Ze 107 Szpitala Wojskowego w Wałczu docierają niepokojące wieści. Mówi się o zamykaniu oddziałów i konflikcie dyrekcji z lekarzami. Odrobinę światła na ten temat rzucił przewodniczący Rady Społecznej Szpitala poseł Czesław Hoc. 

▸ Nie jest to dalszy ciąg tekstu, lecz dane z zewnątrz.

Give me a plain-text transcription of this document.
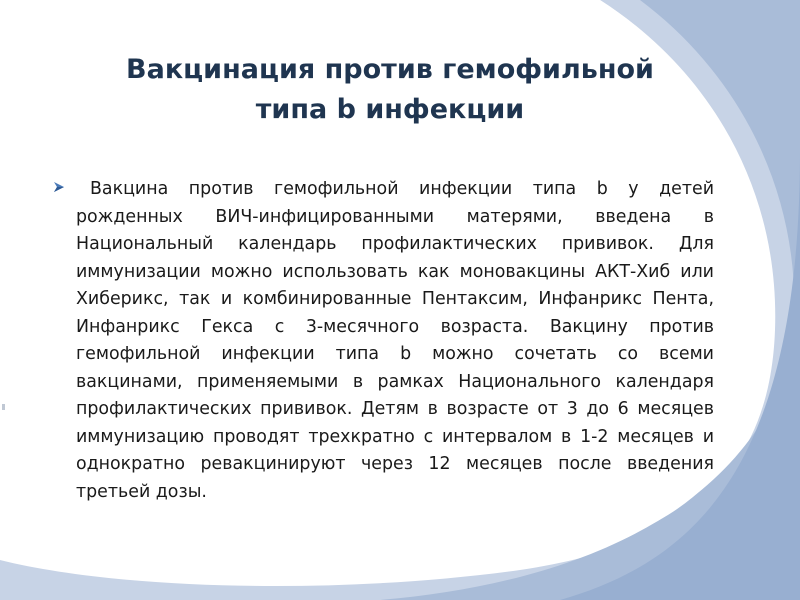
Вакцинация против гемофильной
типа b инфекции

Вакцина против гемофильной инфекции типа b у детей рожденных ВИЧ-инфицированными матерями, введена в Национальный календарь профилактических прививок. Для иммунизации можно использовать как моновакцины АКТ-Хиб или Хиберикс, так и комбинированные Пентаксим, Инфанрикс Пента, Инфанрикс Гекса с 3-месячного возраста. Вакцину против гемофильной инфекции типа b можно сочетать со всеми вакцинами, применяемыми в рамках Национального календаря профилактических прививок. Детям в возрасте от 3 до 6 месяцев иммунизацию проводят трехкратно с интервалом в 1-2 месяцев и однократно ревакцинируют через 12 месяцев после введения третьей дозы.
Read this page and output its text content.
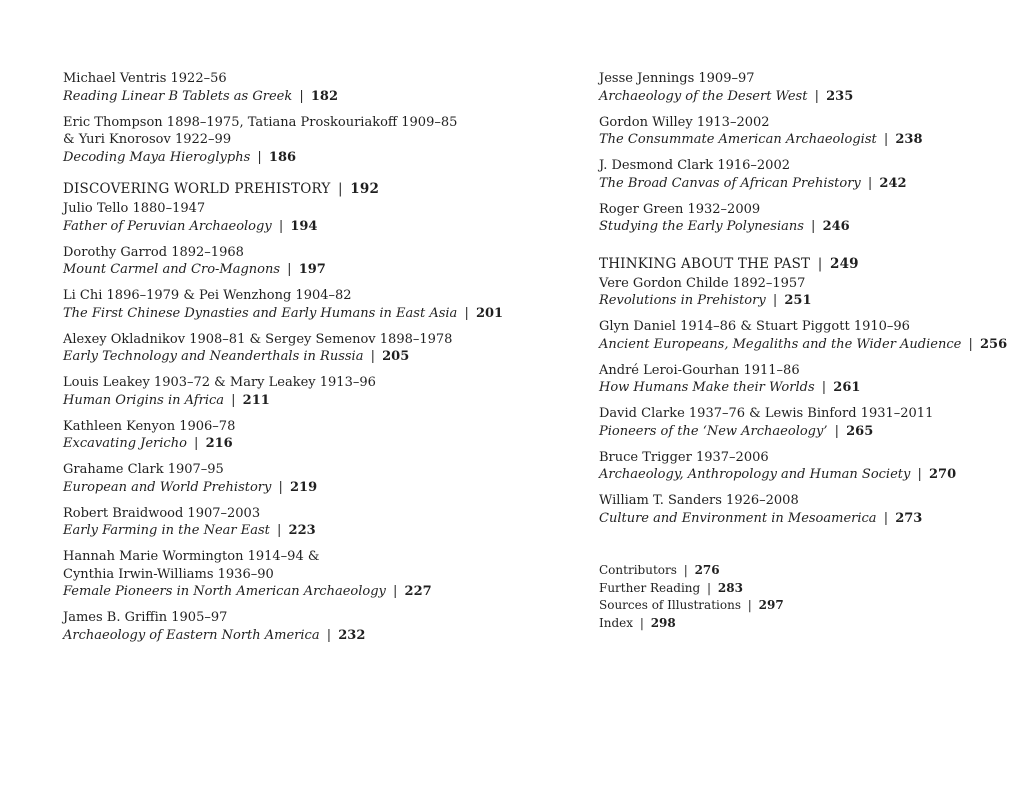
Michael Ventris 1922–56
Reading Linear B Tablets as Greek | 182
Eric Thompson 1898–1975, Tatiana Proskouriakoff 1909–85
& Yuri Knorosov 1922–99
Decoding Maya Hieroglyphs | 186
DISCOVERING WORLD PREHISTORY | 192
Julio Tello 1880–1947
Father of Peruvian Archaeology | 194
Dorothy Garrod 1892–1968
Mount Carmel and Cro-Magnons | 197
Li Chi 1896–1979 & Pei Wenzhong 1904–82
The First Chinese Dynasties and Early Humans in East Asia | 201
Alexey Okladnikov 1908–81 & Sergey Semenov 1898–1978
Early Technology and Neanderthals in Russia | 205
Louis Leakey 1903–72 & Mary Leakey 1913–96
Human Origins in Africa | 211
Kathleen Kenyon 1906–78
Excavating Jericho | 216
Grahame Clark 1907–95
European and World Prehistory | 219
Robert Braidwood 1907–2003
Early Farming in the Near East | 223
Hannah Marie Wormington 1914–94 &
Cynthia Irwin-Williams 1936–90
Female Pioneers in North American Archaeology | 227
James B. Griffin 1905–97
Archaeology of Eastern North America | 232
Jesse Jennings 1909–97
Archaeology of the Desert West | 235
Gordon Willey 1913–2002
The Consummate American Archaeologist | 238
J. Desmond Clark 1916–2002
The Broad Canvas of African Prehistory | 242
Roger Green 1932–2009
Studying the Early Polynesians | 246
THINKING ABOUT THE PAST | 249
Vere Gordon Childe 1892–1957
Revolutions in Prehistory | 251
Glyn Daniel 1914–86 & Stuart Piggott 1910–96
Ancient Europeans, Megaliths and the Wider Audience | 256
André Leroi-Gourhan 1911–86
How Humans Make their Worlds | 261
David Clarke 1937–76 & Lewis Binford 1931–2011
Pioneers of the ‘New Archaeology’ | 265
Bruce Trigger 1937–2006
Archaeology, Anthropology and Human Society | 270
William T. Sanders 1926–2008
Culture and Environment in Mesoamerica | 273
Contributors | 276
Further Reading | 283
Sources of Illustrations | 297
Index | 298
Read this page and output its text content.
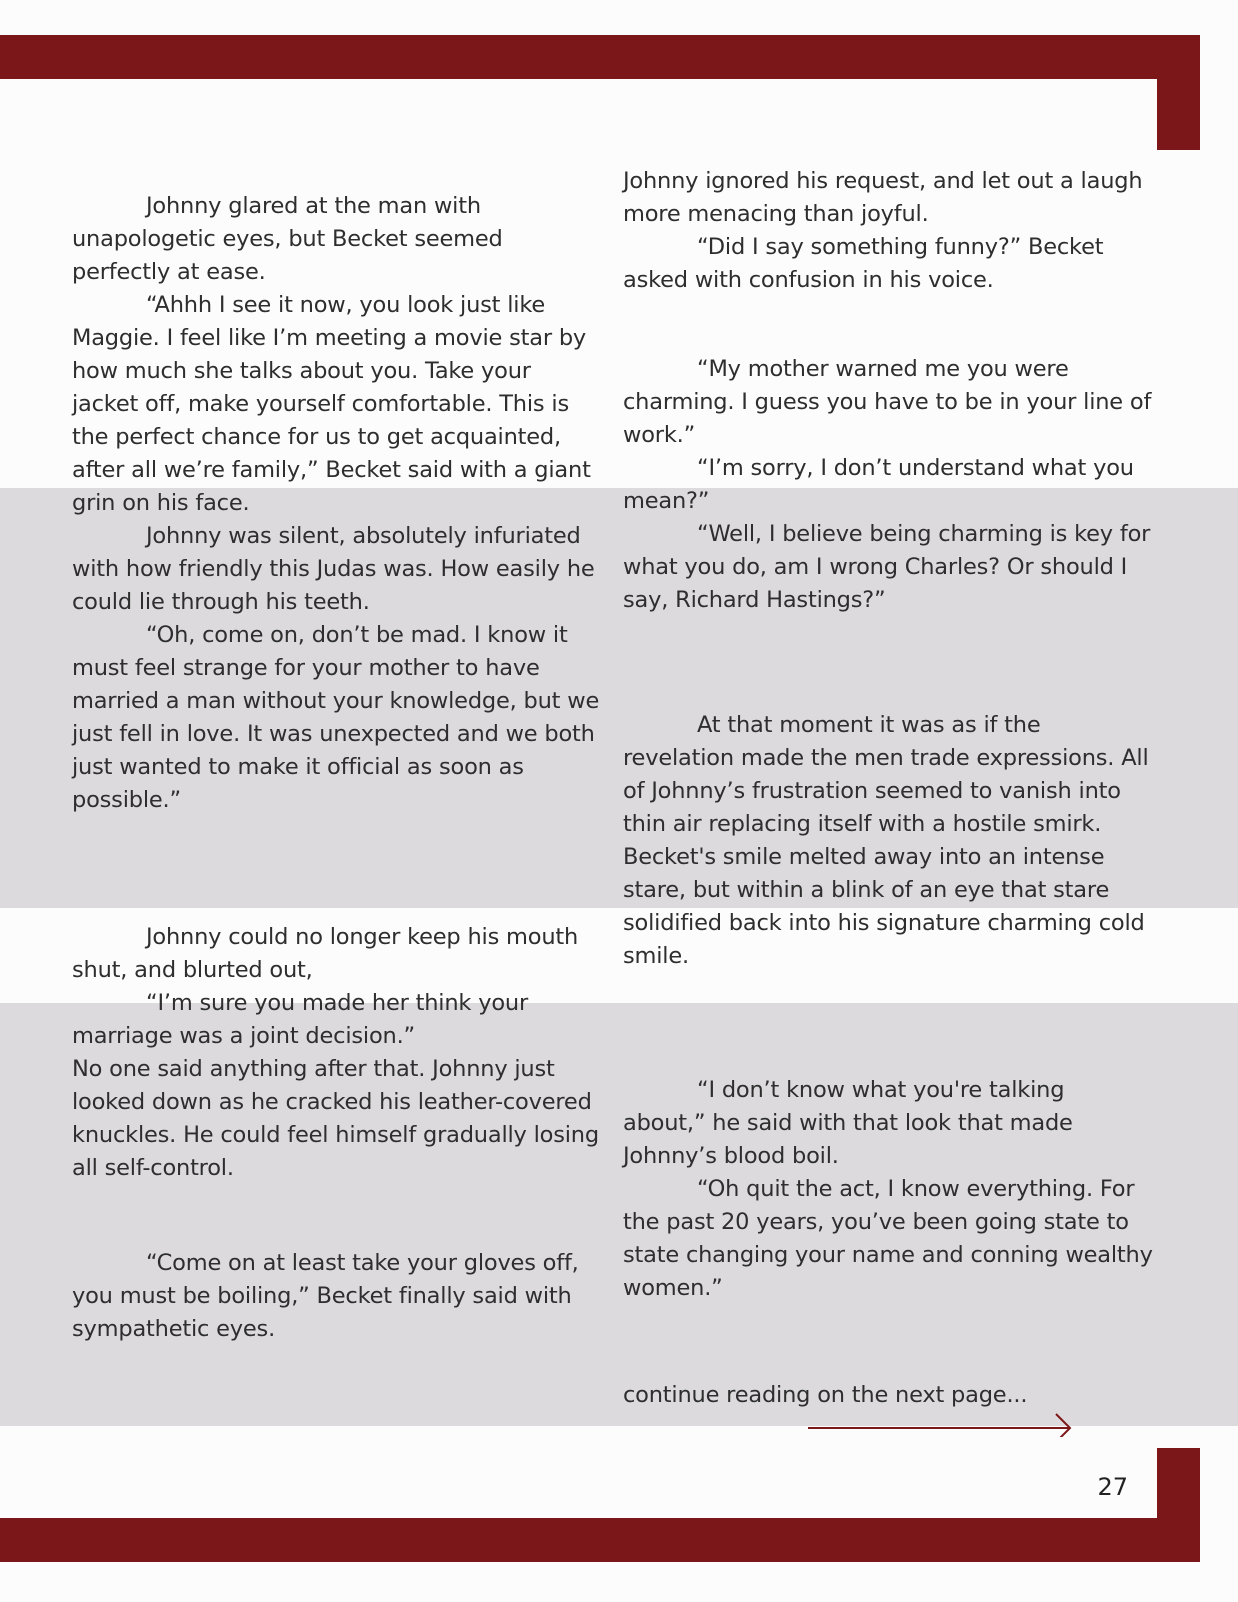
Johnny glared at the man with unapologetic eyes, but Becket seemed perfectly at ease.

“Ahhh I see it now, you look just like Maggie. I feel like I’m meeting a movie star by how much she talks about you. Take your jacket off, make yourself comfortable. This is the perfect chance for us to get acquainted, after all we’re family,” Becket said with a giant grin on his face.

Johnny was silent, absolutely infuriated with how friendly this Judas was. How easily he could lie through his teeth.

“Oh, come on, don’t be mad. I know it must feel strange for your mother to have married a man without your knowledge, but we just fell in love. It was unexpected and we both just wanted to make it official as soon as possible.”

Johnny could no longer keep his mouth shut, and blurted out,

“I’m sure you made her think your marriage was a joint decision.”

No one said anything after that. Johnny just looked down as he cracked his leather-covered knuckles. He could feel himself gradually losing all self-control.

“Come on at least take your gloves off, you must be boiling,” Becket finally said with sympathetic eyes.

Johnny ignored his request, and let out a laugh more menacing than joyful.

“Did I say something funny?” Becket asked with confusion in his voice.

“My mother warned me you were charming. I guess you have to be in your line of work.”

“I’m sorry, I don’t understand what you mean?”

“Well, I believe being charming is key for what you do, am I wrong Charles? Or should I say, Richard Hastings?”

At that moment it was as if the revelation made the men trade expressions. All of Johnny’s frustration seemed to vanish into thin air replacing itself with a hostile smirk. Becket's smile melted away into an intense stare, but within a blink of an eye that stare solidified back into his signature charming cold smile.

“I don’t know what you're talking about,” he said with that look that made Johnny’s blood boil.

“Oh quit the act, I know everything. For the past 20 years, you’ve been going state to state changing your name and conning wealthy women.”

continue reading on the next page...

27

Od kilku tygodni w przestrzeni publicznej krąży informacja o problemach na Oddziale Neurologii 107 SzW, którego działanie zostało zawieszone z powodu braku lekarzy. Część z nich – konkretnie trzech - odeszło do innych placówek. Ponieważ komendant szpitala płk Michał Wawreszuk przebywa na zwolnieniu lekarskim, więc kilku informacji na temat aktualnej sytuacji w wałeckiej placówce udzielił przewodniczący Rady Społecznej Szpitala poseł Czesław Hoc. 

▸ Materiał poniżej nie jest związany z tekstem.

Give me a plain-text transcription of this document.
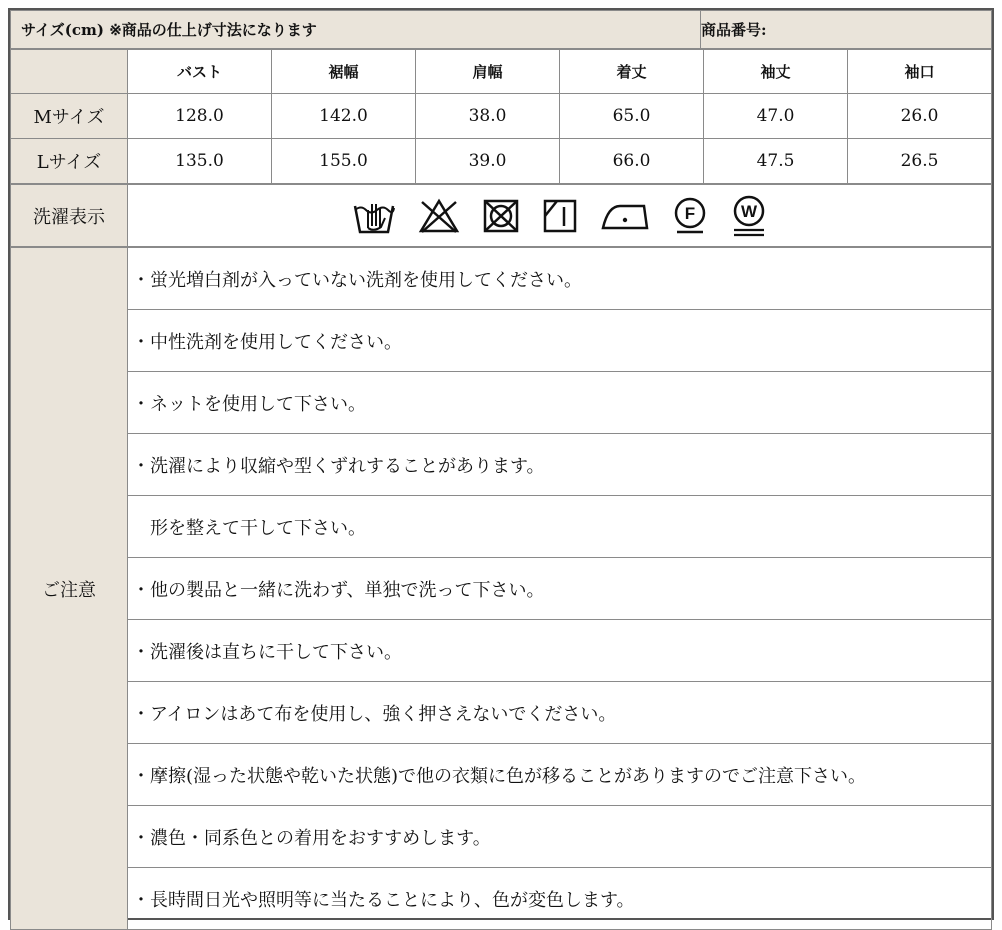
サイズ(cm) ※商品の仕上げ寸法になります	商品番号:
	バスト	裾幅	肩幅	着丈	袖丈	袖口
Mサイズ	128.0	142.0	38.0	65.0	47.0	26.0
Lサイズ	135.0	155.0	39.0	66.0	47.5	26.5
洗濯表示	F	W
ご注意	・蛍光増白剤が入っていない洗剤を使用してください。
・中性洗剤を使用してください。
・ネットを使用して下さい。
・洗濯により収縮や型くずれすることがあります。
　形を整えて干して下さい。
・他の製品と一緒に洗わず、単独で洗って下さい。
・洗濯後は直ちに干して下さい。
・アイロンはあて布を使用し、強く押さえないでください。
・摩擦(湿った状態や乾いた状態)で他の衣類に色が移ることがありますのでご注意下さい。
・濃色・同系色との着用をおすすめします。
・長時間日光や照明等に当たることにより、色が変色します。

Według Cz. Hoca bezpośrednio po tym, jak dowiedział się, że sytuacja w szpitalu jest poważna, już 31 grudnia pojawił się w Wałczu, aby porozmawiać z załogą i przedstawicielami związków zawodowych. To spotkanie oraz rozmowa z komendantem pozwoliły mu na wyrobienie sobie zdania o sytuacji w szpitalu. 
- Porozmawiałem natychmiast z szefową Wojskowej Służby Zdrowia Aurelią Ostrowską oraz wiceministrem obrony Wojciechem Skurkiewiczem – mówi Czesław Hoc. - W trybie pilnym został powołany zastępca komendanta do spraw leczniczych. Został nim cieszący się dużym autorytetem wśród załogi doktor Zdzisław Rożnowski. Niestety oddział neurologii został zawieszony na trzy miesiące; z tym jednak, że ustalono, iż jeśli pojawią się lekarze, tzn. wrócą ci, którzy odeszli lub pojawią się nowi, to dosłownie w ciągu jednego dnia oddział wznowi działalność. Wałecki oddział neurologii był wielokrotnie nagradzany w związku ze swoimi osiągnięciami w dziedzinie leczenia udarów na poziomie krajowym. Dlatego informacja o zawieszeniu działalności wywołała zaniepokojenie i natychmiastową reakcję. To, co się stało, jest wynikiem nieporozumień pomiędzy zarządzającymi szpitalem a lekarzami. Po spotkaniu z 31 grudnia myślę, że można w przyszłość patrzeć z większym optymizmem. Załoga jest zintegrowana. Zaczyna się proces odzyskiwania zaufania przez zarządzających. Liczymy, że ci, którzy nosili się z zamiarem odejścia, zmienią zdanie. Że ci, którzy złożyli wypowiedzenia, wycofają je i pozostaną w szpitalu. Być może po zmianach niektórzy z tych, którzy już odeszli, wrócą. Zmiany na pewno muszą nastąpić, i to zmiany kadrowe. Nie chcę wchodzić w kompetencje komendanta, ale po rozmowach z załogą myślę, że pewne decyzje będzie on musiał podjąć i rozstać się z niektórymi pracownikami. O szczegółach w tym wypadku nie będę jednak mówił. Poczekajmy przede wszystkim na powrót komendanta ze zwolnienia lekarskiego. 
Ostatnio pojawiły się również informacje, dotyczące możliwości zmiany komendanta. Cz. Hoc twierdzi, że na razie takie rozwiązanie nie jest brane pod uwagę, choć jak zaznaczył, dla dobra szpitala wszystko jest możliwe.